El síndrome de Dorian Gray

Cuando Cristina Kirchner anunció que iba a nacionalizar Repsol YPF, yo dije en una tertulia que, en principio, no me fiaba de una presidenta cuya cirugía estética era tan evidente. No me llamen machista: dije exactamente lo mismo de Berlusconi y Sarkozy, ambos operados, aunque en el caso Sarkozy no se note tanto (aún).

Puedo entender que actores, actrices y modelos se operen, dado que su cuerpo es su herramienta de trabajo. Pero de un político espero que me seduzca con sus ideas y su cabeza, y si detecto en él un intento exagerado por parecer más joven, le supongo un ­narcisista.

Creo que todos los lectores conocen la historia de Dorian Gray escrita por Oscar Wilde. Dorian vende su alma al diablo a cambio de no envejecer. Su retrato lo hará por él. El retrato se va convirtiendo en un monstruo que exhibe los estragos de la bebida y las drogas y que adquiere una mueca aterradora: la perversa sonrisa del cruel. La metáfora del retrato nos explica claramente cómo es la personalidad narcisista: gente externamente muy bella, pero en realidad tan fea en el interior como la imagen del retrato escondido en el desván.

El narcisista es alguien obsesionado consigo mismo, con sueños de grandiosidad y liderazgo, y presta muy poca atención a los otros. Él o ella debe ser admirado, reverenciado, bien visible. Por eso tantos narcisistas se sienten atraídos por la política. Por otra parte, no todos aquellos que se hacen una operación de estética son narcisistas, pero casi todos los narcisistas se operan. Como comprenderán, si yo veo a un político operado y cuyos discursos me suenan exageradamente irreales, sospecho. Si ya, como la señora Kirchner, hablan de sí mismos en tercera persona (“Esta presidenta no escuchará…”), me aterro. Porque el referirse a uno mismo como otro más grande es una característica típica del narcisista. Por cierto, Julio César también lo hacía (en La guerra de las Galias), lo que demuestra que los políticos narcisistas no son una especie moderna.

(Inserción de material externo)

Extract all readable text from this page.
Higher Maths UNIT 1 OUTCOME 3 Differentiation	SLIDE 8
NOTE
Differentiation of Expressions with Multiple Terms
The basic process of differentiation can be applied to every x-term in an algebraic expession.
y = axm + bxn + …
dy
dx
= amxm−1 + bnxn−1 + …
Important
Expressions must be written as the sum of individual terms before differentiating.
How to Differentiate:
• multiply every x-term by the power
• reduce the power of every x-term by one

Reflexionemos. El narcisista exagera sus logros y sus capacidades, se obsesiona con el poder, se siente agredido si no le admiran, sobrerreacciona si le critican, es arrogante y soberbio… Vamos, estoy describiendo a la mitad de los presidentes de las comunidades autónomas españolas y a todos esos políticos corruptos que nos indignan.

Desgraciadamente, la propia sociedad en la que vivimos es narcisista, está obsesionada con los méritos externos, con el poder, con la belleza, con el éxito entendido como la acumulación de bienes materiales, y mientras admiremos a los narcisistas y les recompensemos con nuestros votos, o mientras sigamos juzgando a presidentas y mujeres políticas por su aspecto (que si María Teresa se ha operado, que si Soraya ha engordado, que si a Dolores le sienta mal la coleta) favoreceremos que –como sucede hoy– la política no sea “el arte de aplicar en cada época aquella parte del ideal que las circunstancias hacen posible” (la frase es de Cánovas) sino un mero medio para conseguir fines particulares mediante el robo y el expolio generales.

Y es que, como bien dijo T. S. Elliot, “la mayor parte de los problemas del mundo se debe a gente que quiere ser importante”. O sea: a narcisistas.